Recently, I revisited the publishing system we built for Thomson-Reuters' London Olympics coverage, one of the features I reviewed was the taxonomy processing aspects of the content ingestion engine. we built this to take in content feeds from Reuters' wire service content management and routing system. When you are in the weeds of building out a system, it's hard to appreciate the complexities of the systems that you are building. It was illustrative to return to the site months after we launched it and gain a deeper appreciation for the challenges we faced in building out the publishing engines that processed thousands of assets per day throughout the duration of the games.
The application of the taxonomies was a multi-layered process that progressively applied terms to the article nodes in several distinct steps:
- Sports codes (example: "Athletics", or "Basketball") were parsed out of a series of tags in the article XML and matched against Sport records pulled from the third-party Olympic data provider. When the Sport records were imported during development and the database populated with Sports and Events, the standard Olympic codes were included, and it was these that were mapped to.
- In some cases, the codes were mapped instead against a local table of alternative Sport codes used internally by photographers to ensure that these alternative publishing paths would result in equivalent mappings.
- Events also included in the tags within the XML, but not always.
- The slugline was crafted to include sport, event, and match information, although only the match information was parsed out.
- Athlete associations were applied by passing the text elements - title, caption, article body, summaries - through Thomson-Reuters' OpenCalais semantic tagging engine, and pulling 'people' terms from their library of terms. If there were any matches between the person references returned and the Athlete records created from the Olympics data associations with the Athletes, then they were applied.
- Countries were NOT pulled using OpenCalais, although those mappings were available - the concern was that there would be far too many false-positives applied for Great Britain, given that nearly every article contained references to the host country. Instead, if Athlete associations were obtained, we queried the Athlete record for the Country with which they were affiliated, and applied that reference to the article.
Although there were aspects of this process that were worked out as requirements changed and evolved, (in particular, it was discovered relatively late that photographers were using an alternate standard for sports tagging,) the system was ultimately successful because we had mapped out the process well before beginning development. We understood the complexities inherent in Reuters' content model.
It seems elementary that these things would be worked out ahead of time, but requirements evolve, and sometimes you just have to roll with the changes in order to ensure the success of the project. What makes this process successful is a successful content strategy.
Data Informs Process
We had many sessions where we discussed potential ways of mapping data into the system, and there were a number of alternatives that were rejected because there were potentially too many holes in the processes of managing the data. Make sure you get a look at production-level data as soon as possible in the project, and make sure your technical leads have a chance to work through any potential issues with decoding and processing the data.
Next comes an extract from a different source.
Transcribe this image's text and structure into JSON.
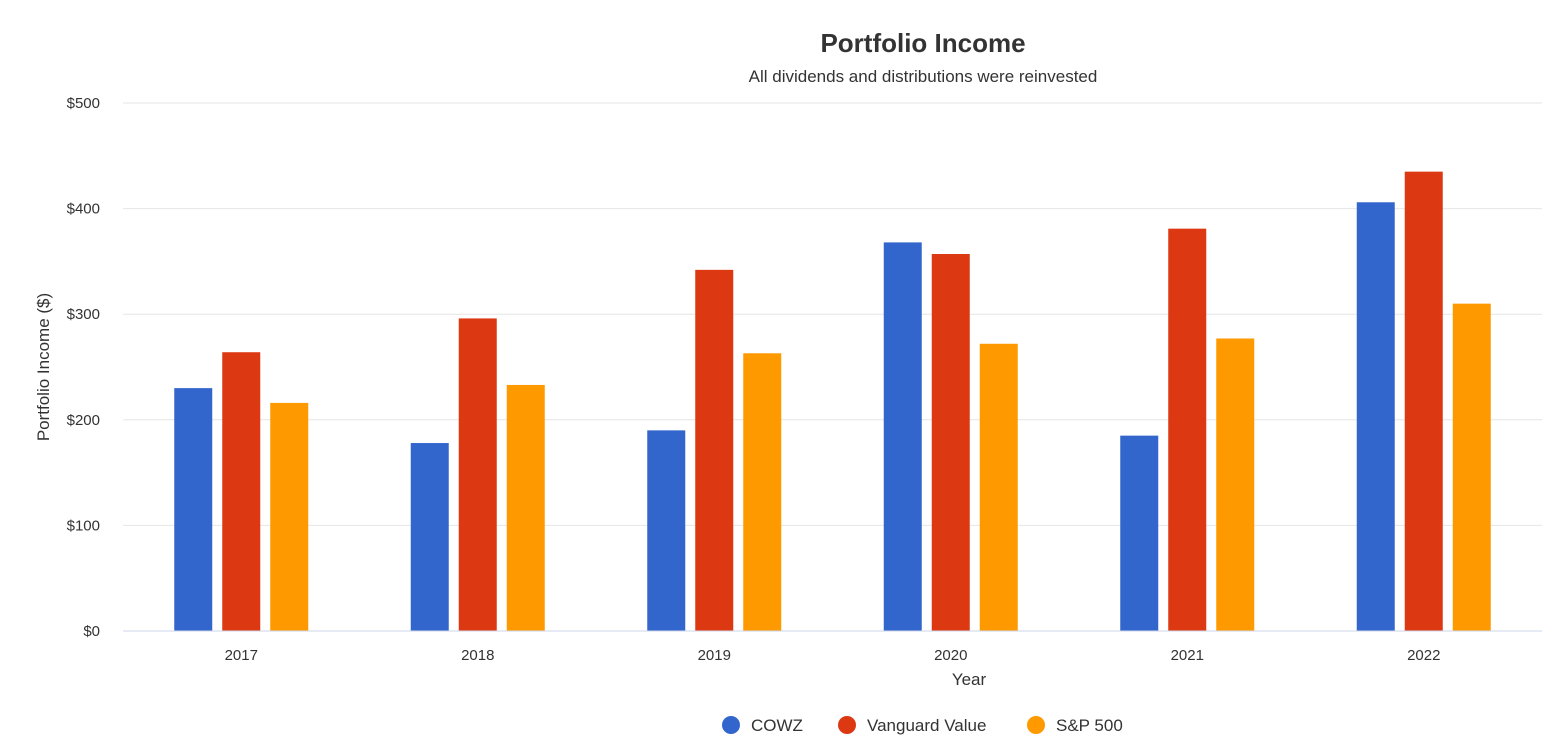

If you can see ahead of time, that there are basic compatibility issues between what should be relatable data points in different third-party data feeds, then there is still time to get alterations made to the data, and, failing that, devising work-arounds, alternative mappings, or transformations using contextual clues in the data.
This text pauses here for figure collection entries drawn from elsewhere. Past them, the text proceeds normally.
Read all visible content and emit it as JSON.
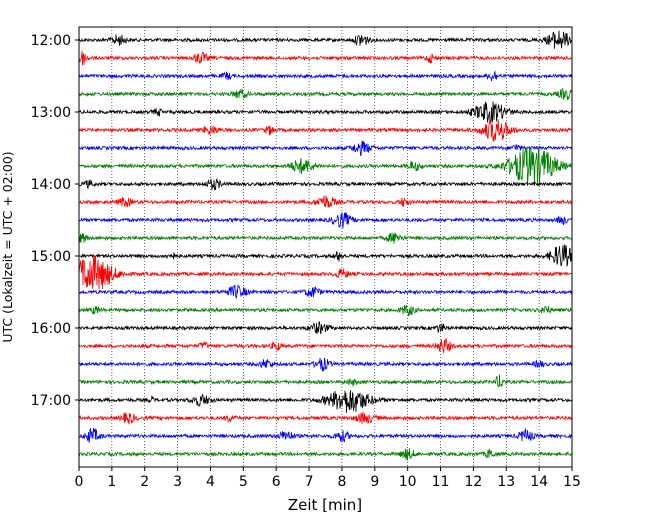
{
  "chart_data": {
    "type": "line",
    "subtype": "helicorder",
    "title": "",
    "xlabel": "Zeit  [min]",
    "ylabel": "UTC (Lokalzeit = UTC + 02:00)",
    "xlim": [
      0,
      15
    ],
    "x_ticks": [
      0,
      1,
      2,
      3,
      4,
      5,
      6,
      7,
      8,
      9,
      10,
      11,
      12,
      13,
      14,
      15
    ],
    "y_ticks": [
      {
        "label": "12:00",
        "row": 0
      },
      {
        "label": "13:00",
        "row": 4
      },
      {
        "label": "14:00",
        "row": 8
      },
      {
        "label": "15:00",
        "row": 12
      },
      {
        "label": "16:00",
        "row": 16
      },
      {
        "label": "17:00",
        "row": 20
      }
    ],
    "row_minutes": 15,
    "row_count": 24,
    "grid": {
      "x": true,
      "style": "dotted"
    },
    "colors": [
      "#000000",
      "#ff0000",
      "#0000ff",
      "#008000"
    ],
    "series": [
      {
        "start": "12:00",
        "color": "#000000",
        "events": [
          {
            "t": 1.2,
            "amp": 0.5,
            "w": 0.3
          },
          {
            "t": 8.6,
            "amp": 0.6,
            "w": 0.3
          },
          {
            "t": 14.6,
            "amp": 0.9,
            "w": 0.5
          }
        ]
      },
      {
        "start": "12:15",
        "color": "#ff0000",
        "events": [
          {
            "t": 0.1,
            "amp": 0.7,
            "w": 0.2
          },
          {
            "t": 3.7,
            "amp": 0.5,
            "w": 0.3
          },
          {
            "t": 10.7,
            "amp": 0.4,
            "w": 0.2
          }
        ]
      },
      {
        "start": "12:30",
        "color": "#0000ff",
        "events": [
          {
            "t": 12.6,
            "amp": 0.5,
            "w": 0.2
          },
          {
            "t": 4.5,
            "amp": 0.3,
            "w": 0.2
          }
        ]
      },
      {
        "start": "12:45",
        "color": "#008000",
        "events": [
          {
            "t": 4.9,
            "amp": 0.4,
            "w": 0.3
          },
          {
            "t": 14.8,
            "amp": 0.5,
            "w": 0.3
          }
        ]
      },
      {
        "start": "13:00",
        "color": "#000000",
        "events": [
          {
            "t": 12.5,
            "amp": 1.0,
            "w": 0.7
          },
          {
            "t": 2.4,
            "amp": 0.3,
            "w": 0.2
          }
        ]
      },
      {
        "start": "13:15",
        "color": "#ff0000",
        "events": [
          {
            "t": 12.7,
            "amp": 1.1,
            "w": 0.6
          },
          {
            "t": 4.0,
            "amp": 0.4,
            "w": 0.3
          },
          {
            "t": 5.8,
            "amp": 0.4,
            "w": 0.2
          }
        ]
      },
      {
        "start": "13:30",
        "color": "#0000ff",
        "events": [
          {
            "t": 8.6,
            "amp": 0.6,
            "w": 0.4
          },
          {
            "t": 13.3,
            "amp": 0.3,
            "w": 0.2
          }
        ]
      },
      {
        "start": "13:45",
        "color": "#008000",
        "events": [
          {
            "t": 13.8,
            "amp": 2.0,
            "w": 1.0
          },
          {
            "t": 6.8,
            "amp": 0.7,
            "w": 0.5
          },
          {
            "t": 10.2,
            "amp": 0.4,
            "w": 0.3
          }
        ]
      },
      {
        "start": "14:00",
        "color": "#000000",
        "events": [
          {
            "t": 4.1,
            "amp": 0.5,
            "w": 0.3
          },
          {
            "t": 0.3,
            "amp": 0.3,
            "w": 0.2
          }
        ]
      },
      {
        "start": "14:15",
        "color": "#ff0000",
        "events": [
          {
            "t": 7.5,
            "amp": 0.6,
            "w": 0.4
          },
          {
            "t": 1.4,
            "amp": 0.4,
            "w": 0.3
          },
          {
            "t": 9.9,
            "amp": 0.4,
            "w": 0.2
          }
        ]
      },
      {
        "start": "14:30",
        "color": "#0000ff",
        "events": [
          {
            "t": 8.0,
            "amp": 0.7,
            "w": 0.4
          },
          {
            "t": 14.7,
            "amp": 0.4,
            "w": 0.2
          }
        ]
      },
      {
        "start": "14:45",
        "color": "#008000",
        "events": [
          {
            "t": 9.6,
            "amp": 0.5,
            "w": 0.3
          },
          {
            "t": 0.1,
            "amp": 0.4,
            "w": 0.2
          }
        ]
      },
      {
        "start": "15:00",
        "color": "#000000",
        "events": [
          {
            "t": 14.7,
            "amp": 1.1,
            "w": 0.5
          },
          {
            "t": 7.9,
            "amp": 0.4,
            "w": 0.2
          },
          {
            "t": 2.8,
            "amp": 0.3,
            "w": 0.2
          }
        ]
      },
      {
        "start": "15:15",
        "color": "#ff0000",
        "events": [
          {
            "t": 0.4,
            "amp": 1.8,
            "w": 0.9
          },
          {
            "t": 8.0,
            "amp": 0.4,
            "w": 0.3
          }
        ]
      },
      {
        "start": "15:30",
        "color": "#0000ff",
        "events": [
          {
            "t": 4.8,
            "amp": 0.6,
            "w": 0.4
          },
          {
            "t": 7.1,
            "amp": 0.5,
            "w": 0.3
          }
        ]
      },
      {
        "start": "15:45",
        "color": "#008000",
        "events": [
          {
            "t": 10.0,
            "amp": 0.5,
            "w": 0.3
          },
          {
            "t": 14.2,
            "amp": 0.4,
            "w": 0.2
          },
          {
            "t": 0.5,
            "amp": 0.3,
            "w": 0.2
          }
        ]
      },
      {
        "start": "16:00",
        "color": "#000000",
        "events": [
          {
            "t": 7.3,
            "amp": 0.5,
            "w": 0.4
          },
          {
            "t": 11.0,
            "amp": 0.4,
            "w": 0.2
          }
        ]
      },
      {
        "start": "16:15",
        "color": "#ff0000",
        "events": [
          {
            "t": 11.1,
            "amp": 0.7,
            "w": 0.3
          },
          {
            "t": 6.0,
            "amp": 0.4,
            "w": 0.2
          },
          {
            "t": 3.8,
            "amp": 0.3,
            "w": 0.2
          }
        ]
      },
      {
        "start": "16:30",
        "color": "#0000ff",
        "events": [
          {
            "t": 7.4,
            "amp": 0.6,
            "w": 0.3
          },
          {
            "t": 5.7,
            "amp": 0.4,
            "w": 0.3
          },
          {
            "t": 14.0,
            "amp": 0.3,
            "w": 0.2
          }
        ]
      },
      {
        "start": "16:45",
        "color": "#008000",
        "events": [
          {
            "t": 12.8,
            "amp": 0.6,
            "w": 0.2
          },
          {
            "t": 8.3,
            "amp": 0.3,
            "w": 0.2
          }
        ]
      },
      {
        "start": "17:00",
        "color": "#000000",
        "events": [
          {
            "t": 8.2,
            "amp": 1.2,
            "w": 0.9
          },
          {
            "t": 3.7,
            "amp": 0.5,
            "w": 0.4
          },
          {
            "t": 2.2,
            "amp": 0.3,
            "w": 0.1
          }
        ]
      },
      {
        "start": "17:15",
        "color": "#ff0000",
        "events": [
          {
            "t": 1.5,
            "amp": 0.5,
            "w": 0.3
          },
          {
            "t": 8.7,
            "amp": 0.5,
            "w": 0.4
          },
          {
            "t": 4.6,
            "amp": 0.3,
            "w": 0.2
          }
        ]
      },
      {
        "start": "17:30",
        "color": "#0000ff",
        "events": [
          {
            "t": 0.4,
            "amp": 0.7,
            "w": 0.3
          },
          {
            "t": 6.3,
            "amp": 0.5,
            "w": 0.3
          },
          {
            "t": 8.0,
            "amp": 0.5,
            "w": 0.3
          },
          {
            "t": 13.6,
            "amp": 0.6,
            "w": 0.3
          }
        ]
      },
      {
        "start": "17:45",
        "color": "#008000",
        "events": [
          {
            "t": 10.0,
            "amp": 0.5,
            "w": 0.3
          },
          {
            "t": 12.5,
            "amp": 0.4,
            "w": 0.2
          }
        ]
      }
    ]
  }
}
Additional processing steps can be applied to handle systemic issues - as we did by using OpenCalais to gain athlete association before using athlete to create country associations. Semantic tagging can be used to handle other cases where you know that a key piece of information might be missing from the original article, but an educated guess can be made as to what it is by seeing what subjects and terms are pulled through the parsing. For example, if a set of articles are missing top-line mappings to sections within a larger news site, using OpenCalais or a similar technology can tell you that topically, it produces the strongest associations within particular vocabularies. References to sports teams and athletes would indicate that it should be a sports article, and references to members of Congress would place it within a politics vertical.
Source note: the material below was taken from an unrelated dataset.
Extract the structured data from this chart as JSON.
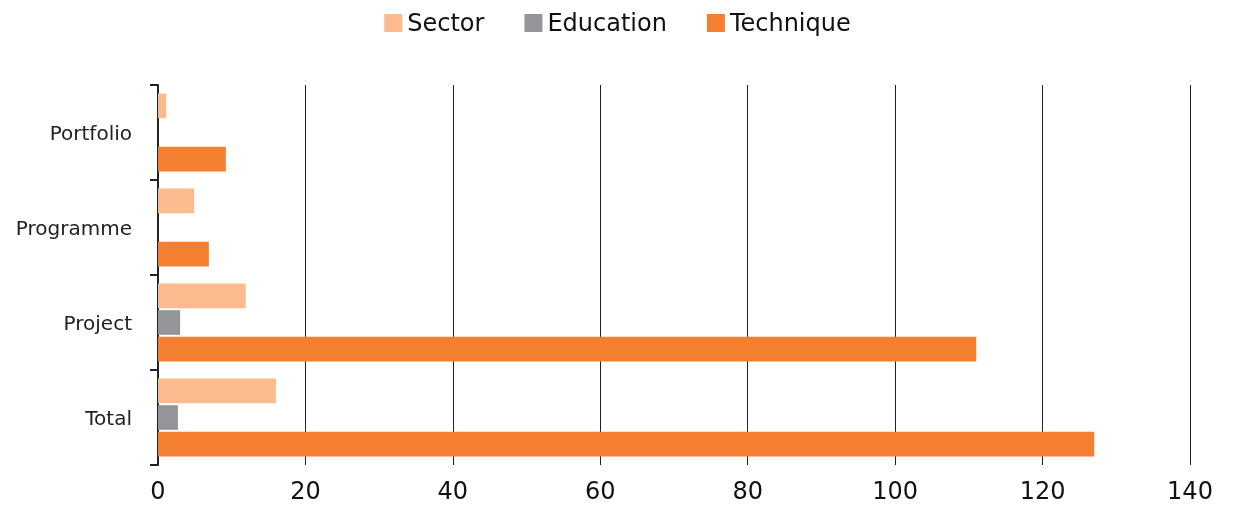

Sometimes it's simpler to accept that weaknesses in the data, can be more easily handled by empowering the client with smart tools or smarter business processes. If the problems can be isolated to an easily identifiable subset of content, these particular articles might be routed to a group of editors whose purview would include handling remapping the missing meta data. If you know that there are systemic weaknesses in how taxonomies are applied in general - you know that a certain percentage of articles will as a matter of course, be missing terms. You can work the creation of more sophisticated taxonomy management tools into the budget to allow editors more immediate access to the taxonomy. If your stakeholders decide that the incidence of bad data can be best solved by leaning on their editors and writers to use their internal taxonomies consistently and correctly, they'll start laying the law down as soon as you determine with them that this is the most efficient and promising route to better online content.
Try to Break the Content
Key to all of this is is the conversations you have with the client, where you work through their publishing workflows, sources of data, and the intersections between the two. This needs to go beyond gathering requirements and documenting user stories - you need to try to break the system. Brainstorm about worst-case scenarios. Let the client talk about their worst fears regarding the system. Poke holes in their ideas. Let them challenge you on yours, and be prepared to walk through any implementations you have in mind. You'll be much better prepared for the unexpected if you try to narrow down the possibilities for what that might be.